The second half of the album gets a little more varied, with “Transfixed” being just under three minutes and also having one of the album’s best themes. It’s a mini-epic, a storming-the-gates scorcher that has the dynamic of a longer song fitted into a much shorter mode. Slough Feg are good at it, and it turns out Twisted Tower Dire are, too. I always thought it would be kind of cool to have a band wholly based on this kind of thing; these super-short mini epics. No longer songs at all; just a bunch of one and two-minute scorchers with enough pomp for three or four other songs crammed in. That would be pretty kickass.
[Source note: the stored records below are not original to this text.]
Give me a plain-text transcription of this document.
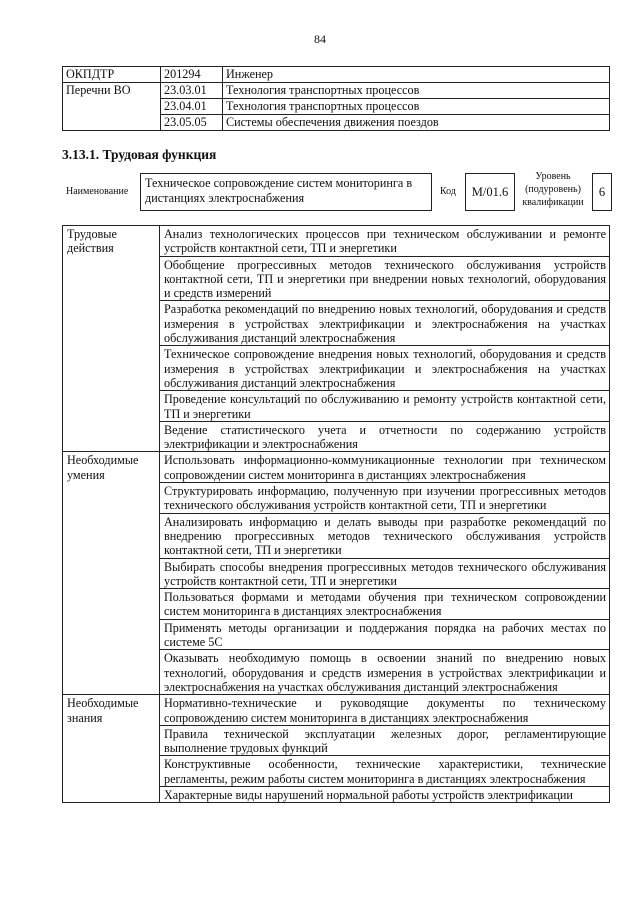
84
ОКПДТР	201294	Инженер
Перечни ВО	23.03.01	Технология транспортных процессов
	23.04.01	Технология транспортных процессов
	23.05.05	Системы обеспечения движения поездов
3.13.1. Трудовая функция
Наименование
Техническое сопровождение систем мониторинга в дистанциях электроснабжения	Код	М/01.6
Уровень (подуровень) квалификации
6
Трудовые действия	Анализ технологических процессов при техническом обслуживании и ремонте устройств контактной сети, ТП и энергетики
	Обобщение прогрессивных методов технического обслуживания устройств контактной сети, ТП и энергетики при внедрении новых технологий, оборудования и средств измерений
	Разработка рекомендаций по внедрению новых технологий, оборудования и средств измерения в устройствах электрификации и электроснабжения на участках обслуживания дистанций электроснабжения
	Техническое сопровождение внедрения новых технологий, оборудования и средств измерения в устройствах электрификации и электроснабжения на участках обслуживания дистанций электроснабжения
	Проведение консультаций по обслуживанию и ремонту устройств контактной сети, ТП и энергетики
	Ведение статистического учета и отчетности по содержанию устройств электрификации и электроснабжения
Необходимые умения	Использовать информационно-коммуникационные технологии при техническом сопровождении систем мониторинга в дистанциях электроснабжения
	Структурировать информацию, полученную при изучении прогрессивных методов технического обслуживания устройств контактной сети, ТП и энергетики
	Анализировать информацию и делать выводы при разработке рекомендаций по внедрению прогрессивных методов технического обслуживания устройств контактной сети, ТП и энергетики
	Выбирать способы внедрения прогрессивных методов технического обслуживания устройств контактной сети, ТП и энергетики
	Пользоваться формами и методами обучения при техническом сопровождении систем мониторинга в дистанциях электроснабжения
	Применять методы организации и поддержания порядка на рабочих местах по системе 5С
	Оказывать необходимую помощь в освоении знаний по внедрению новых технологий, оборудования и средств измерения в устройствах электрификации и электроснабжения на участках обслуживания дистанций электроснабжения
Необходимые знания	Нормативно-технические и руководящие документы по техническому сопровождению систем мониторинга в дистанциях электроснабжения
	Правила технической эксплуатации железных дорог, регламентирующие выполнение трудовых функций
	Конструктивные особенности, технические характеристики, технические регламенты, режим работы систем мониторинга в дистанциях электроснабжения
	Характерные виды нарушений нормальной работы устройств электрификации
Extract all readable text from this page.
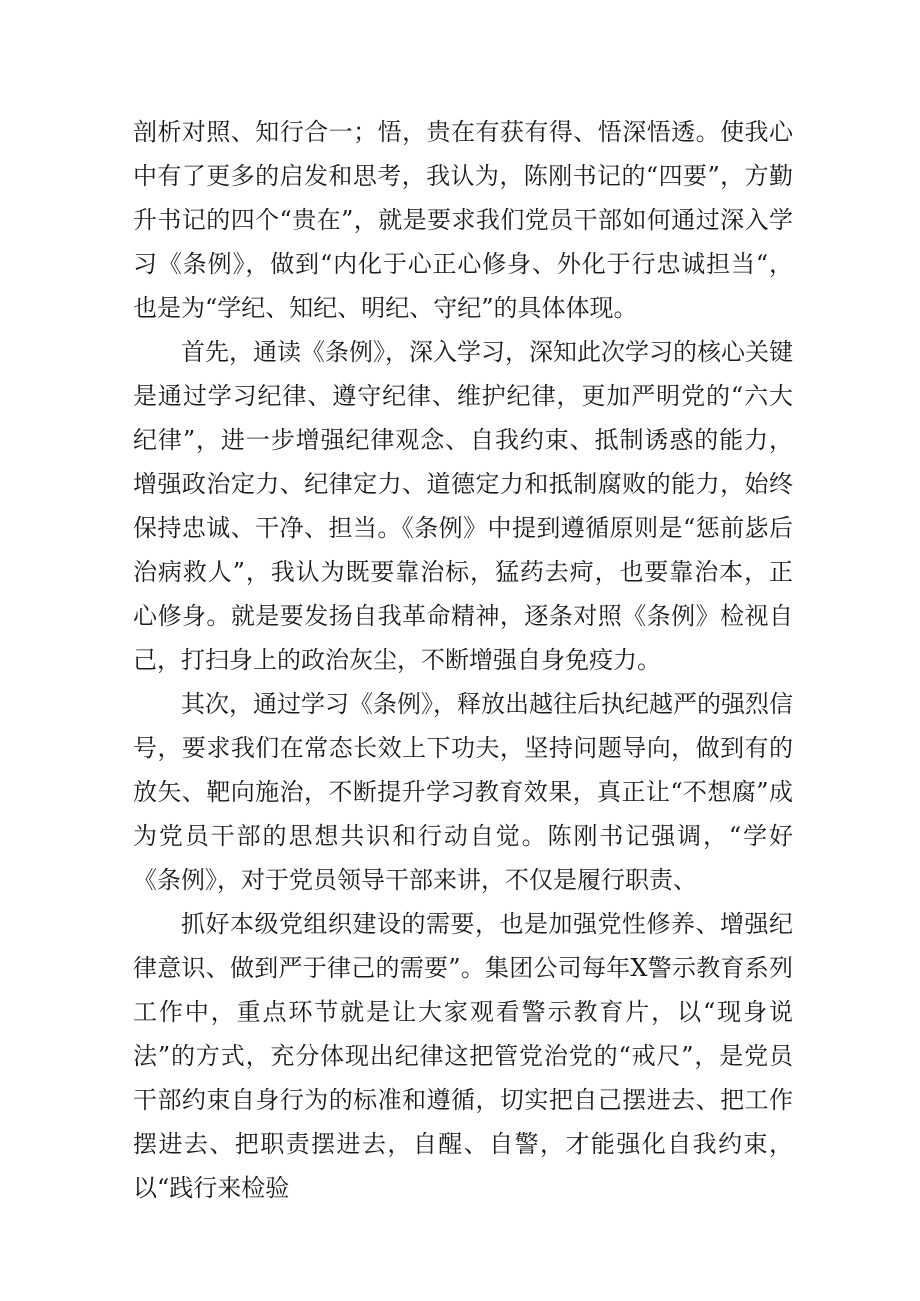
剖析对照、知行合一；悟，贵在有获有得、悟深悟透。使我心中有了更多的启发和思考，我认为，陈刚书记的“四要”，方勤升书记的四个“贵在”，就是要求我们党员干部如何通过深入学习《条例》，做到“内化于心正心修身、外化于行忠诚担当“，也是为“学纪、知纪、明纪、守纪”的具体体现。

首先，通读《条例》，深入学习，深知此次学习的核心关键是通过学习纪律、遵守纪律、维护纪律，更加严明党的“六大纪律”，进一步增强纪律观念、自我约束、抵制诱惑的能力，增强政治定力、纪律定力、道德定力和抵制腐败的能力，始终保持忠诚、干净、担当。《条例》中提到遵循原则是“惩前毖后治病救人”，我认为既要靠治标，猛药去疴，也要靠治本，正心修身。就是要发扬自我革命精神，逐条对照《条例》检视自己，打扫身上的政治灰尘，不断增强自身免疫力。

其次，通过学习《条例》，释放出越往后执纪越严的强烈信号，要求我们在常态长效上下功夫，坚持问题导向，做到有的放矢、靶向施治，不断提升学习教育效果，真正让“不想腐”成为党员干部的思想共识和行动自觉。陈刚书记强调，“学好《条例》，对于党员领导干部来讲，不仅是履行职责、

抓好本级党组织建设的需要，也是加强党性修养、增强纪律意识、做到严于律己的需要”。集团公司每年X警示教育系列工作中，重点环节就是让大家观看警示教育片，以“现身说法”的方式，充分体现出纪律这把管党治党的“戒尺”，是党员干部约束自身行为的标准和遵循，切实把自己摆进去、把工作摆进去、把职责摆进去，自醒、自警，才能强化自我约束，以“践行来检验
“Guardian Bloodline” has some really brilliant hooks and a big chorus that manages to sound totally honest and sincere in its brevity, and then we kick into “The Reflecting Pool,” which is the album’s big epic, with its Maidenesque riff patterns and monster shout along chorus. It’s really a great way to end a great album, even though the album still has some bonus tracks left to bite into - "The Witch's Eyes" is a remake of one of their old songs, and the band even had the good taste to cover Tarot's "Wings of Darkness" with as much gusto as they had on the regular songs. Kickass.
So Twisted Tower Dire smoke. And you'd have to be smoking something to pass this awesome collection of kickass metal anthems up. Go get it.